The online human resource and insurance benefits firm Zenefits agreed to a settlement with the California Department of Insurance that could cost the company $7 million in fines for allowing unlicensed employees to transact insurance and for skirting agent training requirements. Half the penalty is being imposed now, but the other half will only be imposed if Zenefits does not live up to its agreement with the Department.
Insurance Commissioner Dave Jones is taking the enforcement action against San Francisco-based Zenefits after the company blew the whistle on itself in November 2015. The then two-year-old tech start-up revealed that it was operating in violation of California law.
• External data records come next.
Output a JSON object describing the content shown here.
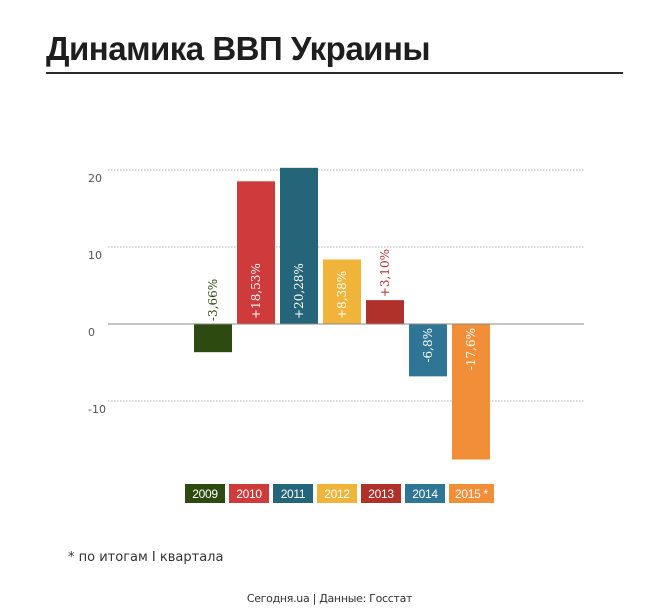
{
  "title": "Динамика ВВП Украины",
  "note": "* по итогам I квартала",
  "source": "Сегодня.ua | Данные: Госстат",
  "colors": {
    "2009": "#2d4a10",
    "2010": "#cf3a3a",
    "2011": "#24657a",
    "2012": "#f0b43a",
    "2013": "#b0302a",
    "2014": "#2f7596",
    "2015 *": "#f28d38",
    "grid": "#9a9a9a",
    "baseline": "#888888"
  },
  "chart_data": {
    "type": "bar",
    "title": "Динамика ВВП Украины",
    "xlabel": "",
    "ylabel": "",
    "ylim": [
      -17.6,
      20.28
    ],
    "yticks": [
      20,
      10,
      0,
      -10
    ],
    "ytick_labels": [
      "20",
      "10",
      "0",
      "-10"
    ],
    "grid": true,
    "legend_position": "bottom",
    "categories": [
      "2009",
      "2010",
      "2011",
      "2012",
      "2013",
      "2014",
      "2015 *"
    ],
    "values": [
      -3.66,
      18.53,
      20.28,
      8.38,
      3.1,
      -6.8,
      -17.6
    ],
    "labels": [
      "-3,66%",
      "+18,53%",
      "+20,28%",
      "+8,38%",
      "+3,10%",
      "-6,8%",
      "-17,6%"
    ]
  }
}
Internal reviews at Zenefits revealed that nearly 2,000 California insurance policies – roughly 25% of its total California book -- were sold by employees not properly licensed to transact insurance between Jan. 2014 and Nov. 2015.
The company’s business model is to contract with small businesses to provide human resources and payroll services benefits through a cloud-based system. The company would then encourage its clients to use Zenefits as its broker for employee benefits and other insurance needs. Zenefits is licensed to act as a life-only agent, accident and health agent, property broker-agent, and casualty broker-agent under its license.
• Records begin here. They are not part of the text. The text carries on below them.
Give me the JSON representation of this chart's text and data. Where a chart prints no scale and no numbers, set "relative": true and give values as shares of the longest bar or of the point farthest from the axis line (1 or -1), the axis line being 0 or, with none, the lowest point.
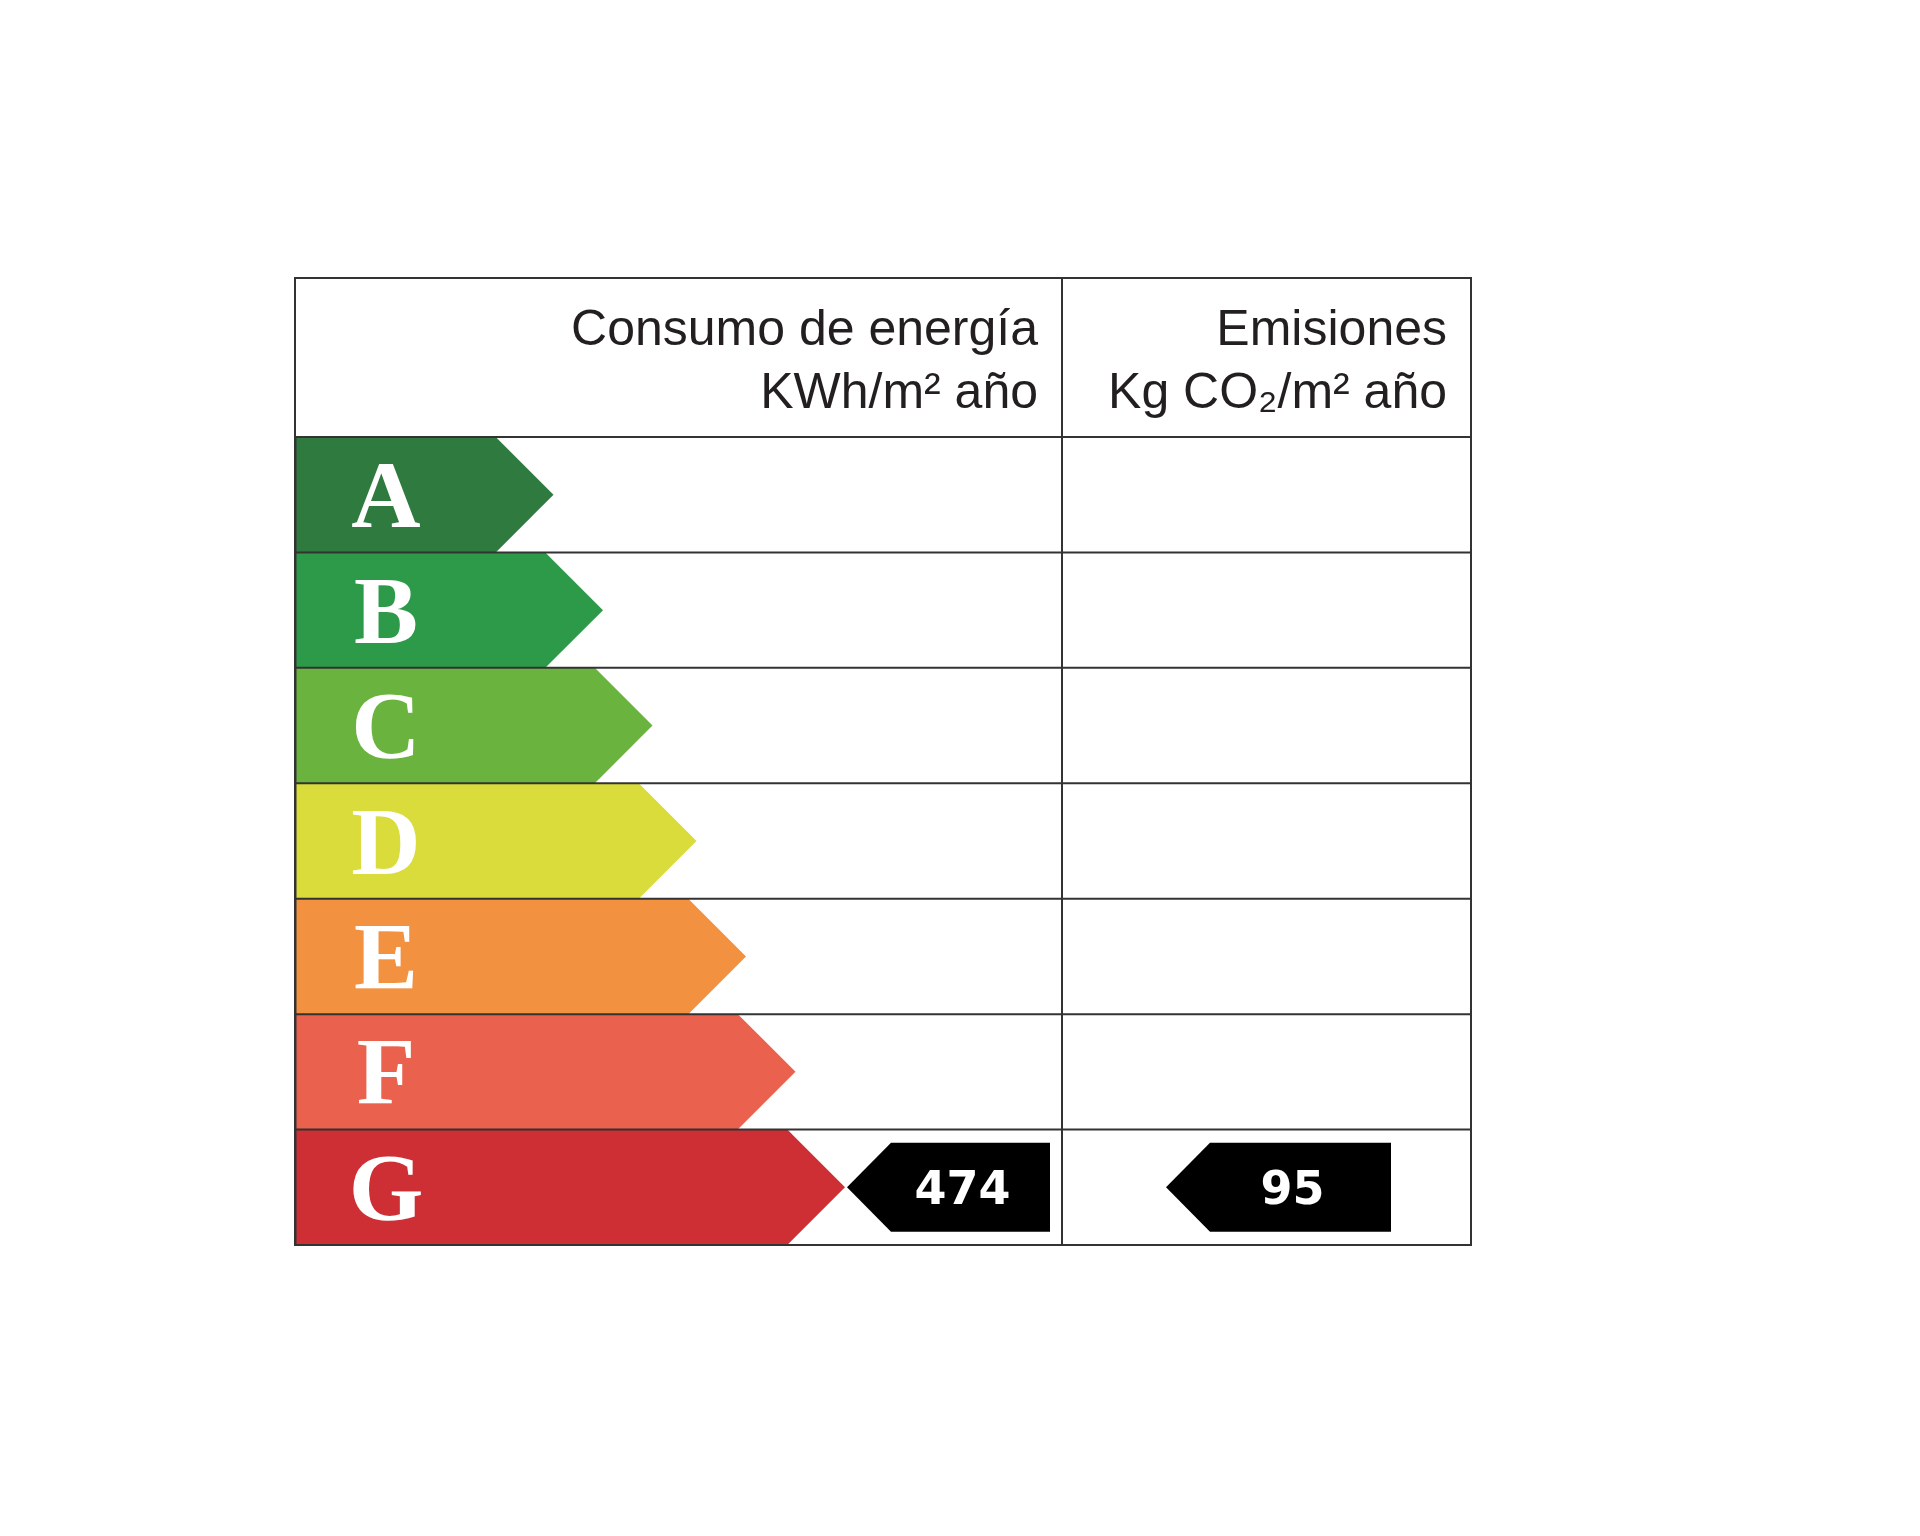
{
  "chart_data": {
    "type": "bar",
    "orientation": "horizontal",
    "relative": true,
    "categories": [
      "A",
      "B",
      "C",
      "D",
      "E",
      "F",
      "G"
    ],
    "values": [
      0.47,
      0.56,
      0.65,
      0.73,
      0.82,
      0.91,
      1
    ],
    "colors": [
      "#2f7a3f",
      "#2c9a48",
      "#6bb33f",
      "#d9dc3b",
      "#f29140",
      "#ea614d",
      "#cd2f35"
    ],
    "annotations": [
      "Consumo de energía\nKWh/m² año",
      "Emisiones\nKg CO₂/m² año",
      "474",
      "95"
    ]
  }
}
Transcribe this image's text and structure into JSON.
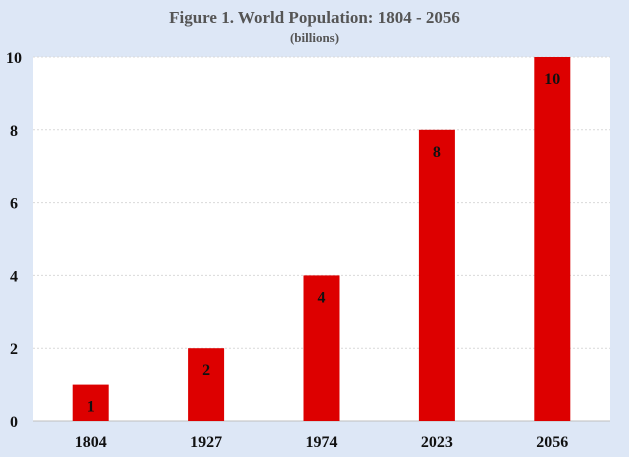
{
  "chart_data": {
    "type": "bar",
    "title": "Figure 1. World Population: 1804 - 2056",
    "subtitle": "(billions)",
    "categories": [
      "1804",
      "1927",
      "1974",
      "2023",
      "2056"
    ],
    "values": [
      1,
      2,
      4,
      8,
      10
    ],
    "data_labels": [
      "1",
      "2",
      "4",
      "8",
      "10"
    ],
    "xlabel": "",
    "ylabel": "",
    "ylim": [
      0,
      10
    ],
    "yticks": [
      0,
      2,
      4,
      6,
      8,
      10
    ],
    "grid": true,
    "legend": "none",
    "colors": {
      "bar": "#dd0000",
      "background": "#dde7f6",
      "plot": "#ffffff",
      "grid": "#d9d9d9",
      "title": "#555555"
    }
  }
}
The company’s internal review also revealed that it was violating state rules for training would-be insurance agents. The company’s founder and former CEO developed and distributed a “macro” that allowed employees to fulfill the training requirement without actually complying with the law.
“The macro…improperly enabled its employees to keep the online pre-licensing education course timer advancing whether or not the employee was, in fact, actively studying the course material,” the Department says in its order to show cause. “Licensed insurance production agencies incur significant costs associated with obtaining proper licensure for their employees. Respondent’s conduct in distributing the software macro to its employees allowed it to avoid or delay incurring costs, fees, and other expenses associated with satisfying pre-licensing education requirements and to expand in the marketplace more quickly.”
The macro was given to at least 99 employees at Zenefits.
The penalty includes $3 million for licensing violations, including allowing unlicensed employees to transact insurance and $4 million for subverting the training requirements. The agreement also includes $160,000 to reimburse the Department for the cost of its investigation. The Department is suspending $3.5 million of the penalty but says it will be imposed if a 2018 examination shows that Zenefits has not lived up to the agreement.